One of the limitations of this study was the limited studies on the prevalence of depression, anxiety, and mental health disorders among medical students and physicians during the COVID-19 epidemic worldwide, and in particular, in the Middle East; thus, it was not possible to compare our findings with similar environments and cultures.  In addition, the cross-sectional nature of this study did not allow us to determine the cause and effect relationship between psychological complications and stress. It may be helpful to repeat the study after the peak of the epidemic to determine the effect of time on results.
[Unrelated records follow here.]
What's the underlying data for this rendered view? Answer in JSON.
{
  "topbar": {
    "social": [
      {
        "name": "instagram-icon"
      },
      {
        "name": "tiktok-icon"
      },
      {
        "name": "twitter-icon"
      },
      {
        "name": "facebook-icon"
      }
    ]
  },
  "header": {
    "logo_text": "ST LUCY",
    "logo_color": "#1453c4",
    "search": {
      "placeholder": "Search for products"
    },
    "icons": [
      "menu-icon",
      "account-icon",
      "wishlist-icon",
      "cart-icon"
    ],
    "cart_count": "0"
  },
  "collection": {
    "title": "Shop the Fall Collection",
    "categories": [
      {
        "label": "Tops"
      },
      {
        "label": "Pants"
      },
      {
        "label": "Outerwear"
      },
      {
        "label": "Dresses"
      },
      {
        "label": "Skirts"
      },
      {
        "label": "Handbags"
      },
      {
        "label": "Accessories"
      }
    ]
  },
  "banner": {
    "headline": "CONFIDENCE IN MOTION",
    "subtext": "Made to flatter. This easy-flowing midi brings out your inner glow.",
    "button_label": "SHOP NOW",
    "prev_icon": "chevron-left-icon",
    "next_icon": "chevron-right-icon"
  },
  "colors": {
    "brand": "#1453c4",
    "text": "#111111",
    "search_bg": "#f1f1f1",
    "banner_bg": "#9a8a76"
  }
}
Despite these limitations, the present study appears to be unique, which has used a standardized measure to quantify the mental health of medical students.
However, further studies on larger sample sizes are recommended to describe the causes, consequences, and solutions to these problems. Repeating these studies at other academic centers and conducting similar studies are other suggestions.

Conclusion
Physicians and medical students are under much psychological stress during the outbreak of COVID-19, thus being at greater risk for mental health disorders, social dysfunction, anxiety, and depression. Therefore, the psychological state, especially among medical students, should be improved more carefully to eliminate risk factors and prevent the exacerbation of these disorders. The results of this study can be a guide to activate student-counseling centers and study their problems. It seems necessary to take measures to identify and eliminate the factors influencing the occurrence of mental disorders.

Acknowledgement
This study is part of research project No. IR.RUMS.98311. We would thank the authorities of the Social Determinants of Health Research Centre, Rafsanjan University of Medical Sciences, students, and physicians participating in this project.

Conflict of interest: None declared.